ZFIN ID: ZDB-PUB-190105-3
Live imaging of angiogenesis during cutaneous wound healing in adult zebrafish
Noishiki, C., Yuge, S., Ando, K., Wakayama, Y., Mochizuki, N., Ogawa, R., Fukuhara, S.
Date: 2019
Source: Angiogenesis   22(2): 341-354 (Journal)
Registered Authors: Fukuhara, Shigetomo, Mochizuki, Naoki
Keywords: Angiogenesis, Cutaneous wound healing, Endothelial cells, Pericytes, Zebrafish
MeSH Terms:
  • Aging/physiology
  • Animals
  • Animals, Genetically Modified
  • Embryo, Nonmammalian
  • Microscopy, Confocal/methods
  • Neovascularization, Physiologic/physiology*
  • Optical Imaging/methods*
  • Skin/injuries
  • Skin/pathology
  • Skin/ultrastructure
  • Skin Physiological Phenomena*
  • Video Recording/methods
  • Wound Healing/physiology*
PubMed: 30607697 Full text @ Angiogenesis
Angiogenesis, the growth of new blood vessels from pre-existing vessels, is critical for cutaneous wound healing. However, it remains elusive how endothelial cells (ECs) and pericytes (PCs) establish new blood vessels during cutaneous angiogenesis. We set up a live-imaging system to analyze cutaneous angiogenesis in adult zebrafish. First, we characterized basic structures of cutaneous vasculature. In normal skin tissues, ECs and PCs remained dormant to maintain quiescent blood vessels, whereas cutaneous injury immediately induced angiogenesis through the vascular endothelial growth factor signaling pathway.
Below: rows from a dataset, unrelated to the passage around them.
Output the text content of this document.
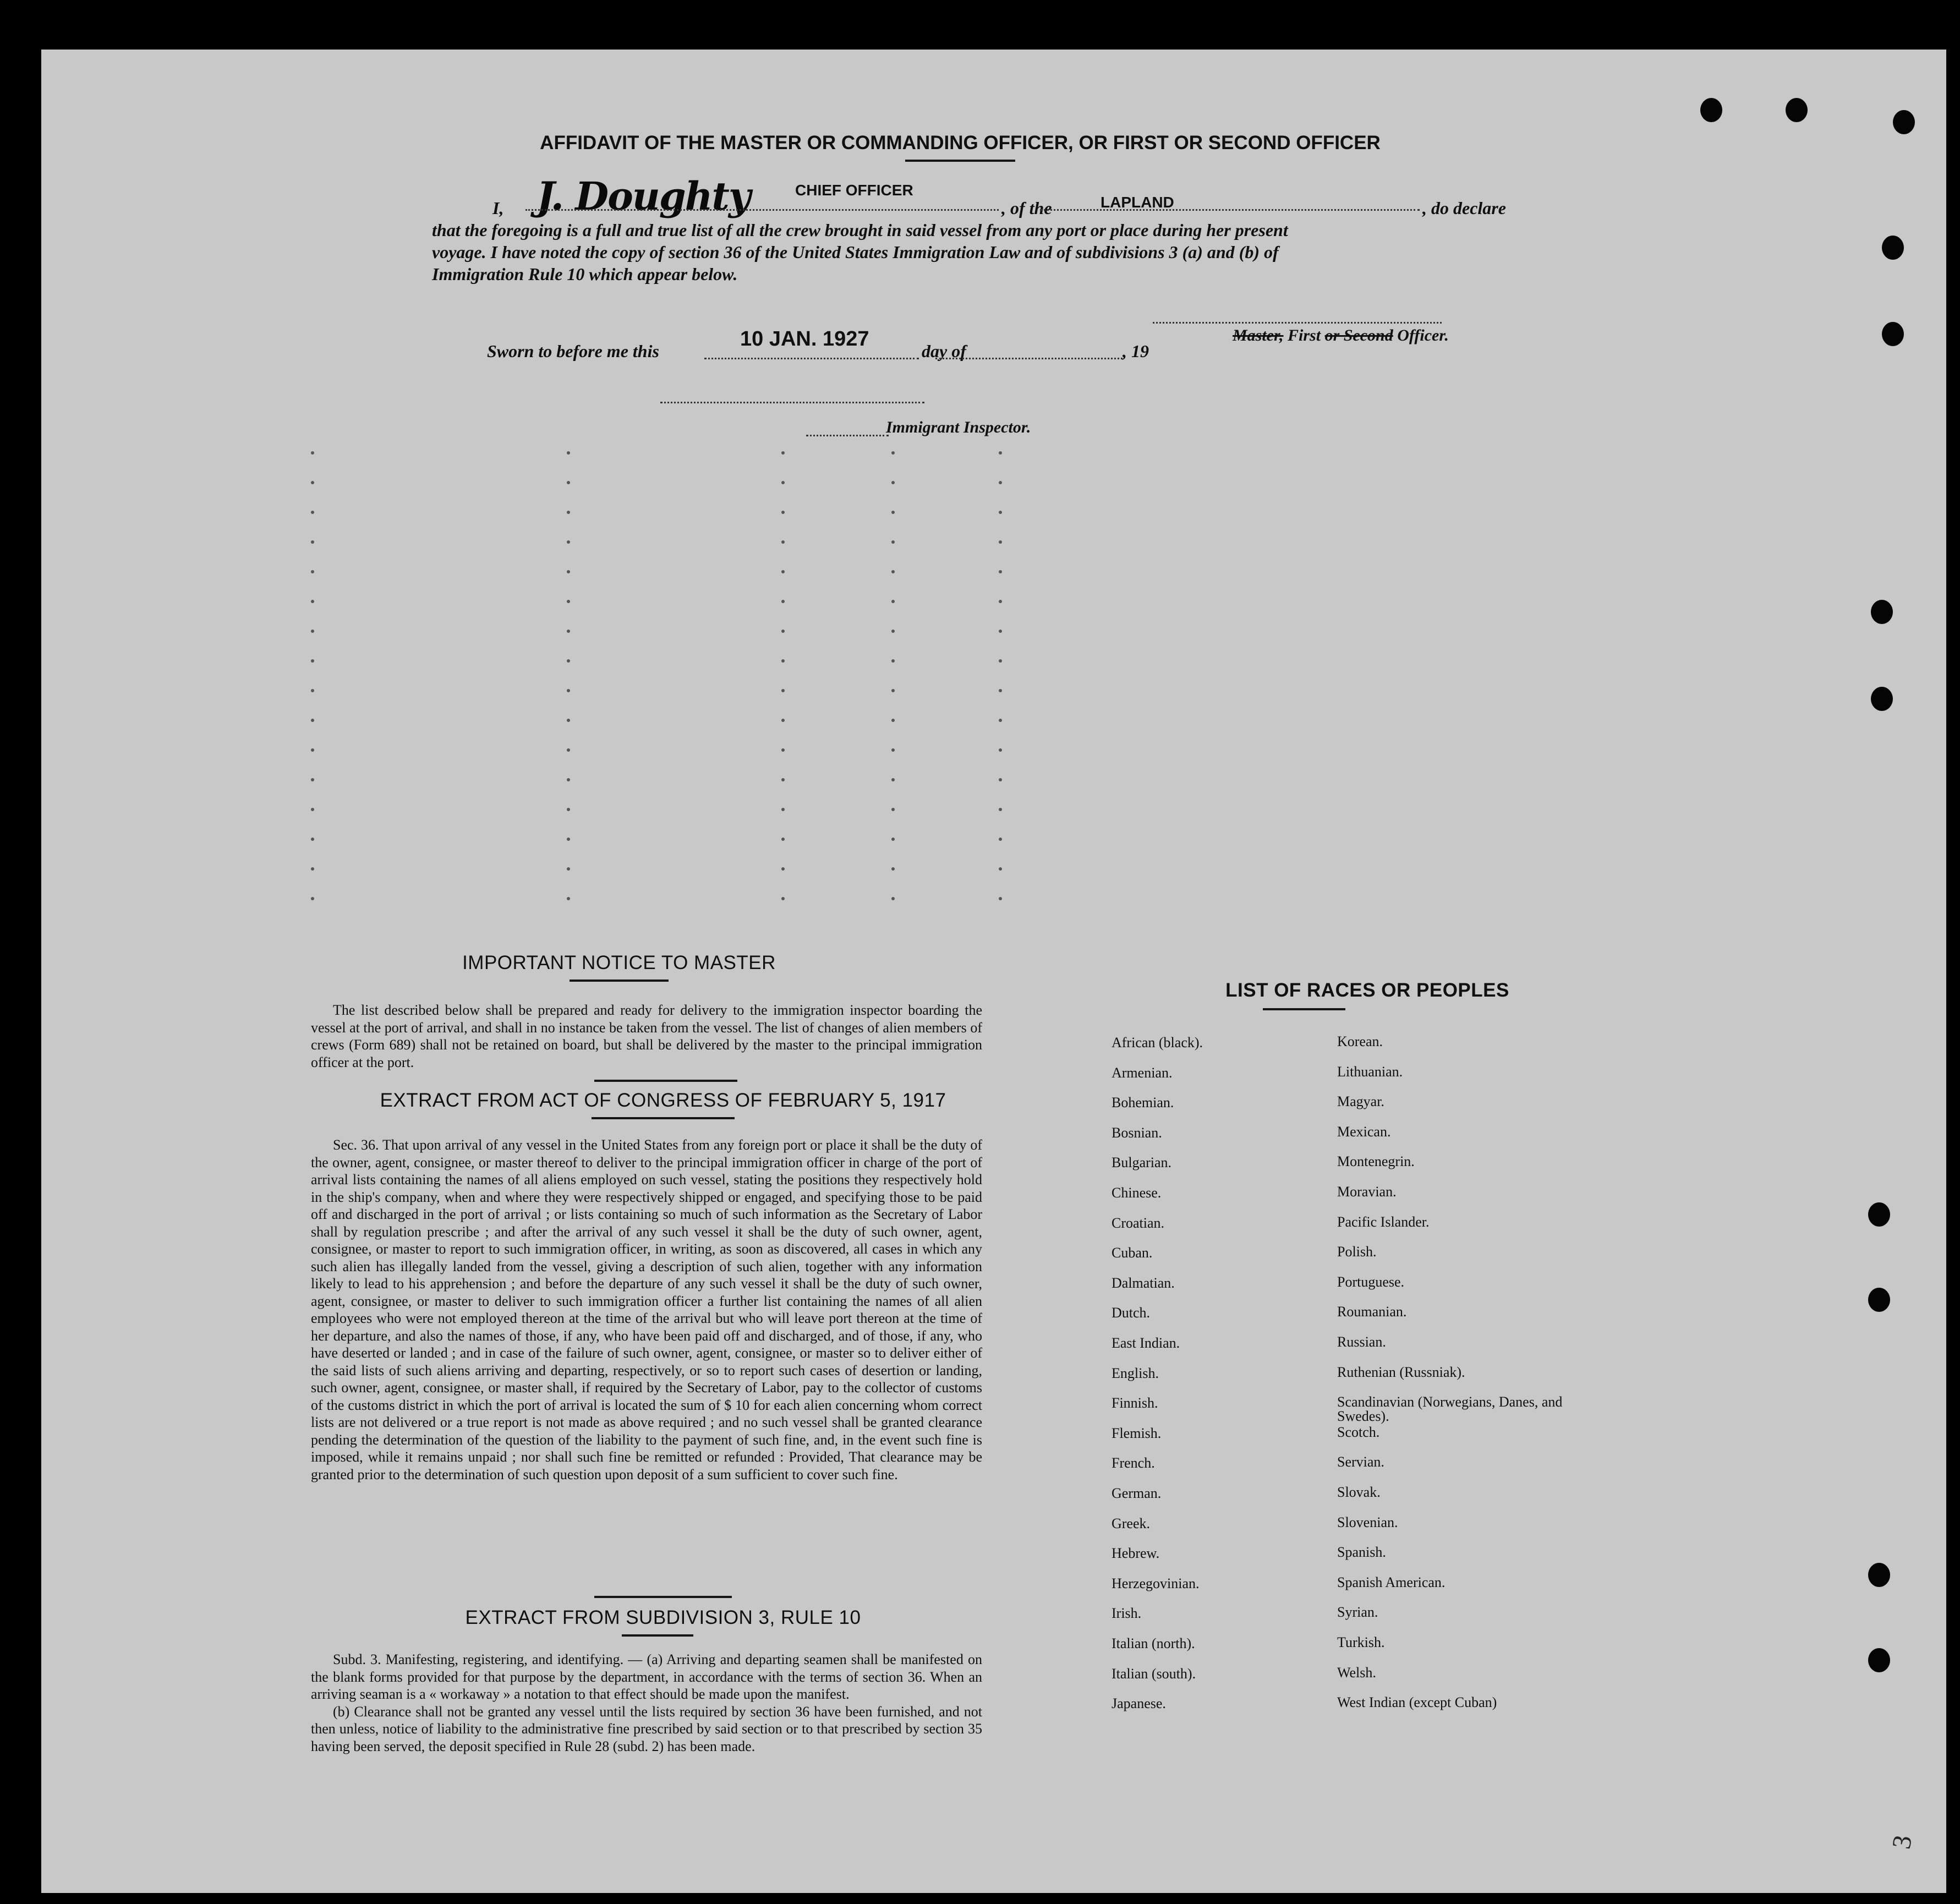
AFFIDAVIT OF THE MASTER OR COMMANDING OFFICER, OR FIRST OR SECOND OFFICER
I, J. Doughty	CHIEF OFFICER
, of the	LAPLAND	, do declare
that the foregoing is a full and true list of all the crew brought in said vessel from any port or place during her present
voyage. I have noted the copy of section 36 of the United States Immigration Law and of subdivisions 3 (a) and (b) of
Immigration Rule 10 which appear below.
Sworn to before me this
10 JAN. 1927
day of	, 19
Master, First or Second Officer.
Immigrant Inspector.
IMPORTANT NOTICE TO MASTER

The list described below shall be prepared and ready for delivery to the immigration inspector boarding the vessel at the port of arrival, and shall in no instance be taken from the vessel. The list of changes of alien members of crews (Form 689) shall not be retained on board, but shall be delivered by the master to the principal immigration officer at the port.

EXTRACT FROM ACT OF CONGRESS OF FEBRUARY 5, 1917

Sec. 36. That upon arrival of any vessel in the United States from any foreign port or place it shall be the duty of the owner, agent, consignee, or master thereof to deliver to the principal immigration officer in charge of the port of arrival lists containing the names of all aliens employed on such vessel, stating the positions they respectively hold in the ship's company, when and where they were respectively shipped or engaged, and specifying those to be paid off and discharged in the port of arrival ; or lists containing so much of such information as the Secretary of Labor shall by regulation prescribe ; and after the arrival of any such vessel it shall be the duty of such owner, agent, consignee, or master to report to such immigration officer, in writing, as soon as discovered, all cases in which any such alien has illegally landed from the vessel, giving a description of such alien, together with any information likely to lead to his apprehension ; and before the departure of any such vessel it shall be the duty of such owner, agent, consignee, or master to deliver to such immigration officer a further list containing the names of all alien employees who were not employed thereon at the time of the arrival but who will leave port thereon at the time of her departure, and also the names of those, if any, who have been paid off and discharged, and of those, if any, who have deserted or landed ; and in case of the failure of such owner, agent, consignee, or master so to deliver either of the said lists of such aliens arriving and departing, respectively, or so to report such cases of desertion or landing, such owner, agent, consignee, or master shall, if required by the Secretary of Labor, pay to the collector of customs of the customs district in which the port of arrival is located the sum of $ 10 for each alien concerning whom correct lists are not delivered or a true report is not made as above required ; and no such vessel shall be granted clearance pending the determination of the question of the liability to the payment of such fine, and, in the event such fine is imposed, while it remains unpaid ; nor shall such fine be remitted or refunded : Provided, That clearance may be granted prior to the determination of such question upon deposit of a sum sufficient to cover such fine.

EXTRACT FROM SUBDIVISION 3, RULE 10

Subd. 3. Manifesting, registering, and identifying. — (a) Arriving and departing seamen shall be manifested on the blank forms provided for that purpose by the department, in accordance with the terms of section 36. When an arriving seaman is a « workaway » a notation to that effect should be made upon the manifest.

(b) Clearance shall not be granted any vessel until the lists required by section 36 have been furnished, and not then unless, notice of liability to the administrative fine prescribed by said section or to that prescribed by section 35 having been served, the deposit specified in Rule 28 (subd. 2) has been made.

LIST OF RACES OR PEOPLES
African (black).	Korean.
Armenian.	Lithuanian.
Bohemian.	Magyar.
Bosnian.	Mexican.
Bulgarian.	Montenegrin.
Chinese.	Moravian.
Croatian.	Pacific Islander.
Cuban.	Polish.
Dalmatian.	Portuguese.
Dutch.	Roumanian.
East Indian.	Russian.
English.	Ruthenian (Russniak).
Finnish.	Scandinavian (Norwegians, Danes, and Swedes).
Flemish.	Scotch.
French.	Servian.
German.	Slovak.
Greek.	Slovenian.
Hebrew.	Spanish.
Herzegovinian.	Spanish American.
Irish.	Syrian.
Italian (north).	Turkish.
Italian (south).	Welsh.
Japanese.	West Indian (except Cuban)
3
Tortuous and disorganized vessel networks formed within a few weeks after the injury and subsequently normalized through vessel regression in a few months. Analyses of the repair process of injured single blood vessels revealed that severed vessels elongated upon injury and anastomosed with each other. Thereafter, repaired vessels and adjacent uninjured vessels became tortuous by increasing the number of ECs. In parallel, PCs divided and migrated to cover the tortuous blood vessels. ECs sprouted from the PC-covered tortuous vessels, suggesting that EC sprouting does not require PC detachment from the vessel wall. Thus, live imaging of cutaneous angiogenesis in adult zebrafish enables us to clarify how ECs and PCs develop new blood vessels during cutaneous angiogenesis.